For a minute she looked at him, and every so often she’d shake her head like she was dismissing an idea. She kicked him again, almost like a question, but didn’t even bother trying to pry the keys loose. She turned away, turned back towards him, said, “Tuffy’s going to kill you,” then reached down and took off his hat, said, “later baldy,” and walked out.
For a long time he sat like that, his back against the wall, one hand on his balls, the other still holding the keys. There was no lock on the door, so every so often a guy would open it, say sorry, and close the door. One guy stopped for a minute, saw Paul’s bald head, the Prep H on the counter, Paul’s hand on his balls, and the guy yelled to his friends, “Look at this poor asshole!”

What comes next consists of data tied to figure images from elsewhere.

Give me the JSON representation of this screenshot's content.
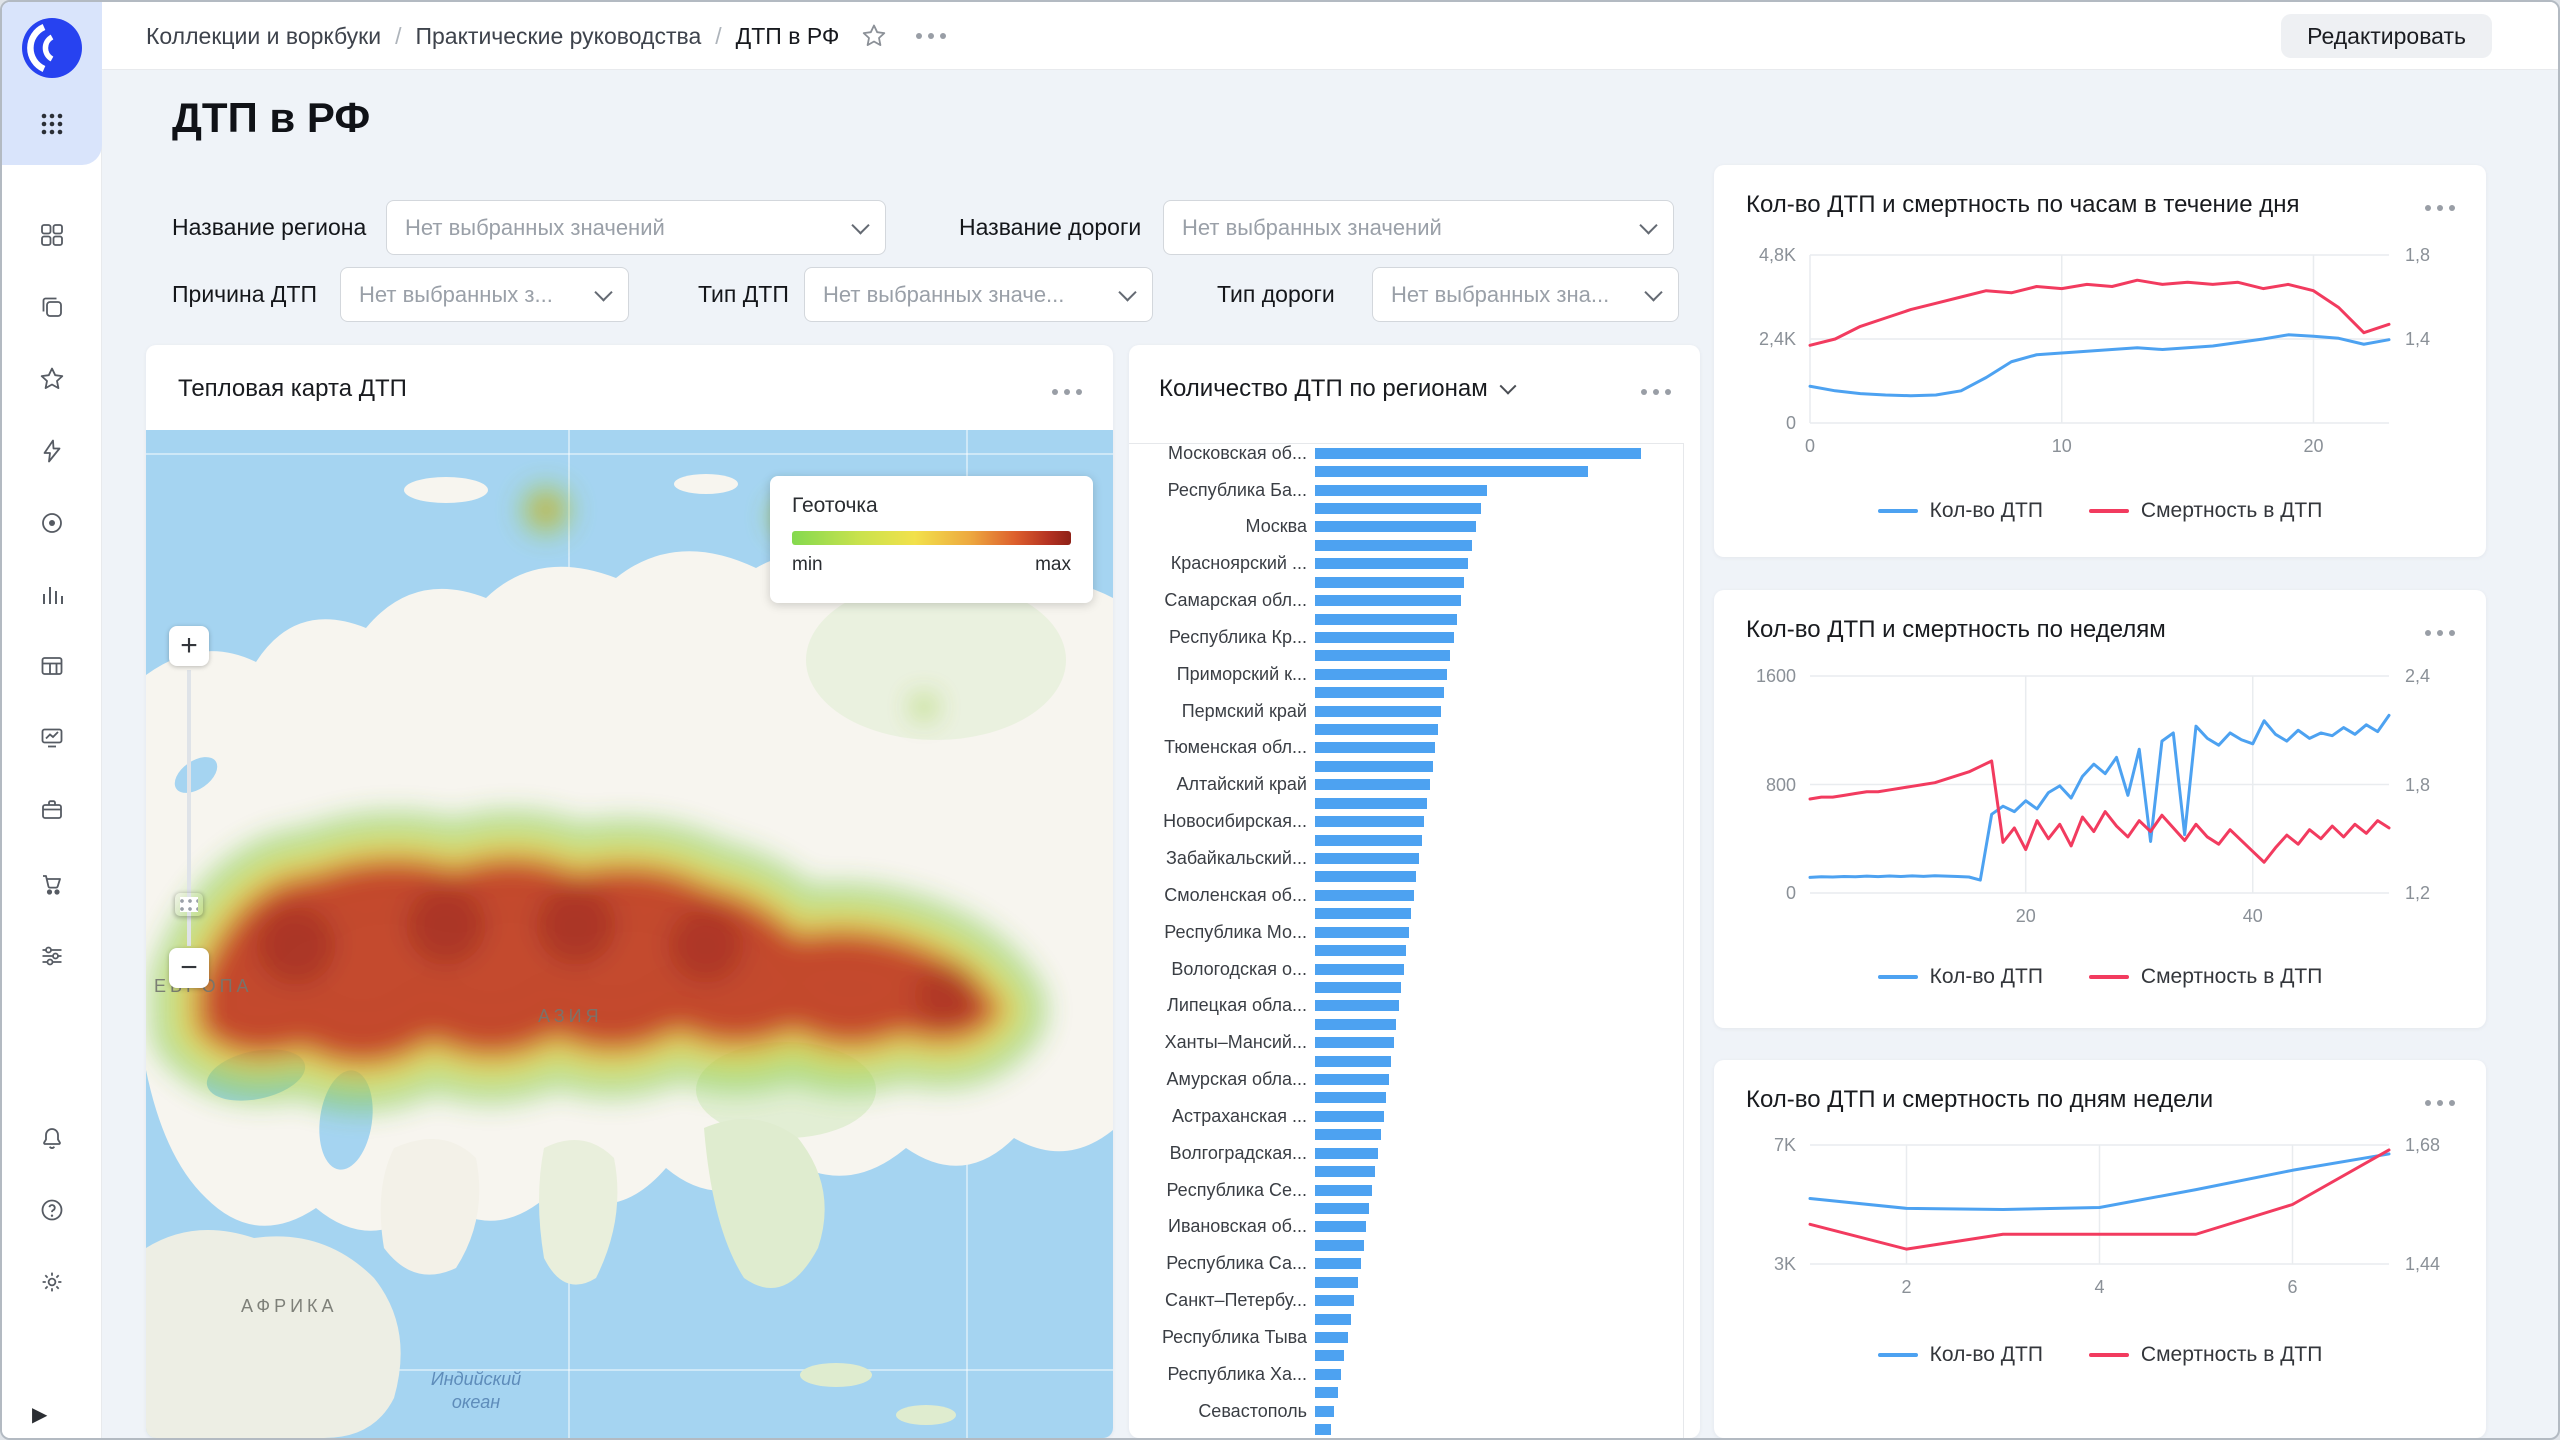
{
  "colors": {
    "blue": "#4DA2F1",
    "red": "#F23B5F"
  },
  "header": {
    "breadcrumbs": [
      "Коллекции и воркбуки",
      "Практические руководства",
      "ДТП в РФ"
    ],
    "edit_button": "Редактировать"
  },
  "page_title": "ДТП в РФ",
  "filters": {
    "region": {
      "label": "Название региона",
      "placeholder": "Нет выбранных значений"
    },
    "road": {
      "label": "Название дороги",
      "placeholder": "Нет выбранных значений"
    },
    "cause": {
      "label": "Причина ДТП",
      "placeholder": "Нет выбранных з..."
    },
    "dtp_type": {
      "label": "Тип ДТП",
      "placeholder": "Нет выбранных значе..."
    },
    "road_type": {
      "label": "Тип дороги",
      "placeholder": "Нет выбранных зна..."
    }
  },
  "heatmap_card": {
    "title": "Тепловая карта ДТП",
    "legend_title": "Геоточка",
    "legend_min": "min",
    "legend_max": "max",
    "zoom_in": "+",
    "zoom_out": "−",
    "labels": {
      "europe": "ЕВРОПА",
      "asia": "АЗИЯ",
      "africa": "АФРИКА",
      "indian_ocean_1": "Индийский",
      "indian_ocean_2": "океан"
    }
  },
  "chart_data": [
    {
      "type": "bar",
      "orientation": "horizontal",
      "title": "Количество ДТП по регионам",
      "bar_color": "#4DA2F1",
      "scale_max": 4400,
      "categories": [
        "Московская об...",
        "",
        "Республика Ба...",
        "",
        "Москва",
        "",
        "Красноярский ...",
        "",
        "Самарская обл...",
        "",
        "Республика Кр...",
        "",
        "Приморский к...",
        "",
        "Пермский край",
        "",
        "Тюменская обл...",
        "",
        "Алтайский край",
        "",
        "Новосибирская...",
        "",
        "Забайкальский...",
        "",
        "Смоленская об...",
        "",
        "Республика Мо...",
        "",
        "Вологодская о...",
        "",
        "Липецкая обла...",
        "",
        "Ханты–Мансий...",
        "",
        "Амурская обла...",
        "",
        "Астраханская ...",
        "",
        "Волгоградская...",
        "",
        "Республика Се...",
        "",
        "Ивановская об...",
        "",
        "Республика Са...",
        "",
        "Санкт–Петербу...",
        "",
        "Республика Тыва",
        "",
        "Республика Ха...",
        "",
        "Севастополь",
        ""
      ],
      "values": [
        3900,
        3270,
        2060,
        1990,
        1930,
        1880,
        1830,
        1785,
        1740,
        1700,
        1660,
        1620,
        1580,
        1545,
        1510,
        1475,
        1440,
        1405,
        1370,
        1340,
        1305,
        1275,
        1240,
        1210,
        1180,
        1150,
        1120,
        1090,
        1060,
        1030,
        1000,
        970,
        940,
        910,
        880,
        850,
        820,
        790,
        755,
        720,
        685,
        650,
        615,
        580,
        545,
        510,
        470,
        430,
        390,
        350,
        310,
        270,
        230,
        190
      ]
    },
    {
      "type": "line",
      "title": "Кол-во ДТП и смертность по часам в течение дня",
      "x_min": 0,
      "x_max": 23,
      "x_step": 1,
      "x_ticks": [
        {
          "value": 0,
          "label": "0"
        },
        {
          "value": 10,
          "label": "10"
        },
        {
          "value": 20,
          "label": "20"
        }
      ],
      "left_axis": {
        "min": 0,
        "max": 4800,
        "ticks": [
          {
            "value": 0,
            "label": "0"
          },
          {
            "value": 2400,
            "label": "2,4K"
          },
          {
            "value": 4800,
            "label": "4,8K"
          }
        ]
      },
      "right_axis": {
        "min": 1.0,
        "max": 1.8,
        "ticks": [
          {
            "value": 1.4,
            "label": "1,4"
          },
          {
            "value": 1.8,
            "label": "1,8"
          }
        ]
      },
      "series": [
        {
          "name": "Кол-во ДТП",
          "color": "#4DA2F1",
          "axis": "left",
          "values": [
            1050,
            920,
            840,
            800,
            780,
            800,
            920,
            1300,
            1750,
            1950,
            2000,
            2050,
            2100,
            2150,
            2100,
            2150,
            2200,
            2300,
            2400,
            2520,
            2480,
            2420,
            2250,
            2380
          ]
        },
        {
          "name": "Смертность в ДТП",
          "color": "#F23B5F",
          "axis": "right",
          "values": [
            1.37,
            1.4,
            1.46,
            1.5,
            1.54,
            1.57,
            1.6,
            1.63,
            1.62,
            1.65,
            1.64,
            1.66,
            1.65,
            1.68,
            1.66,
            1.67,
            1.66,
            1.67,
            1.64,
            1.66,
            1.63,
            1.55,
            1.43,
            1.47
          ]
        }
      ]
    },
    {
      "type": "line",
      "title": "Кол-во ДТП и смертность по неделям",
      "x_min": 1,
      "x_max": 52,
      "x_step": 1,
      "x_ticks": [
        {
          "value": 20,
          "label": "20"
        },
        {
          "value": 40,
          "label": "40"
        }
      ],
      "left_axis": {
        "min": 0,
        "max": 1600,
        "ticks": [
          {
            "value": 0,
            "label": "0"
          },
          {
            "value": 800,
            "label": "800"
          },
          {
            "value": 1600,
            "label": "1600"
          }
        ]
      },
      "right_axis": {
        "min": 1.2,
        "max": 2.4,
        "ticks": [
          {
            "value": 1.2,
            "label": "1,2"
          },
          {
            "value": 1.8,
            "label": "1,8"
          },
          {
            "value": 2.4,
            "label": "2,4"
          }
        ]
      },
      "series": [
        {
          "name": "Кол-во ДТП",
          "color": "#4DA2F1",
          "axis": "left",
          "values": [
            115,
            120,
            118,
            122,
            120,
            124,
            121,
            125,
            122,
            126,
            123,
            127,
            124,
            122,
            118,
            95,
            580,
            640,
            600,
            680,
            620,
            740,
            790,
            700,
            860,
            950,
            880,
            1000,
            720,
            1060,
            380,
            1120,
            1180,
            430,
            1230,
            1140,
            1090,
            1180,
            1130,
            1100,
            1270,
            1170,
            1120,
            1200,
            1140,
            1180,
            1160,
            1220,
            1170,
            1240,
            1190,
            1310
          ]
        },
        {
          "name": "Смертность в ДТП",
          "color": "#F23B5F",
          "axis": "right",
          "values": [
            1.72,
            1.73,
            1.73,
            1.74,
            1.75,
            1.76,
            1.76,
            1.77,
            1.78,
            1.79,
            1.8,
            1.81,
            1.83,
            1.85,
            1.87,
            1.9,
            1.93,
            1.48,
            1.56,
            1.44,
            1.6,
            1.5,
            1.58,
            1.46,
            1.62,
            1.54,
            1.65,
            1.57,
            1.51,
            1.6,
            1.54,
            1.63,
            1.56,
            1.49,
            1.58,
            1.51,
            1.47,
            1.55,
            1.49,
            1.43,
            1.37,
            1.45,
            1.52,
            1.47,
            1.55,
            1.5,
            1.57,
            1.51,
            1.58,
            1.53,
            1.6,
            1.56
          ]
        }
      ]
    },
    {
      "type": "line",
      "title": "Кол-во ДТП и смертность по дням недели",
      "x_min": 1,
      "x_max": 7,
      "x_step": 1,
      "x_ticks": [
        {
          "value": 2,
          "label": "2"
        },
        {
          "value": 4,
          "label": "4"
        },
        {
          "value": 6,
          "label": "6"
        }
      ],
      "left_axis": {
        "min": 3000,
        "max": 7000,
        "ticks": [
          {
            "value": 3000,
            "label": "3K"
          },
          {
            "value": 7000,
            "label": "7K"
          }
        ]
      },
      "right_axis": {
        "min": 1.44,
        "max": 1.68,
        "ticks": [
          {
            "value": 1.44,
            "label": "1,44"
          },
          {
            "value": 1.68,
            "label": "1,68"
          }
        ]
      },
      "series": [
        {
          "name": "Кол-во ДТП",
          "color": "#4DA2F1",
          "axis": "left",
          "values": [
            5200,
            4870,
            4830,
            4900,
            5500,
            6150,
            6700
          ]
        },
        {
          "name": "Смертность в ДТП",
          "color": "#F23B5F",
          "axis": "right",
          "values": [
            1.52,
            1.47,
            1.5,
            1.5,
            1.5,
            1.56,
            1.67
          ]
        }
      ]
    }
  ]
}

His phone buzzed but he didn’t pick it up. A waiter came in and told him to get up. Paul rolled on his side and his stomach hurt. The waiter pulled him up and led him out of the bar.
It was dark, the truck’s windshield was smashed. Cracks extended from a hole in the center like lines from a poisonous bite. Paul stumbled down the street with one hand still holding his testicles as though they might fall completely off if he let them go. He checked the message. Mike again. He said some campers out at Denali called. They couldn’t get out because the lot’s not plowed. There was concern in Mike’s voice. “Everything okay buddy? Oh, and Wilber’s fine, I was just messing with you about the hospital. Both our seats were on the ground by the time we got back. You’re supposed to just loosen the bolts, not take them out.”
There was a bench on the sidewalk and Paul sat on it. He decided to wait there for a while. Something felt deeply wrong, even though he knew he wasn’t in any immediate danger. He knew fully well he almost lost everything. I’m okay, he repeated to himself as he sat on the bench looking out at the town. They aren’t going to come back. It’s dark but it’s not late. This’ll pass and I’ll go up and plow. I’ll make it up there. I’ll keep my head out the window if I can’t see well enough. If that’s what I have to do I’ll do it. I’ll take the truck back to the shop tonight, tomorrow I’ll tell them how I got up to Denali, went in the ranger station to warm up, came out and the windshield was busted. Maybe a few years from now I’ll tell them all about all this, even the Prep H, tell them how she grabbed my balls like that, how I held on to the keys, how the truck was fine, just broken up a litte, and how I went up and plowed and came back and everything was all right. They’ll laugh, but I held on. He’d tell them: Dammit, I held on.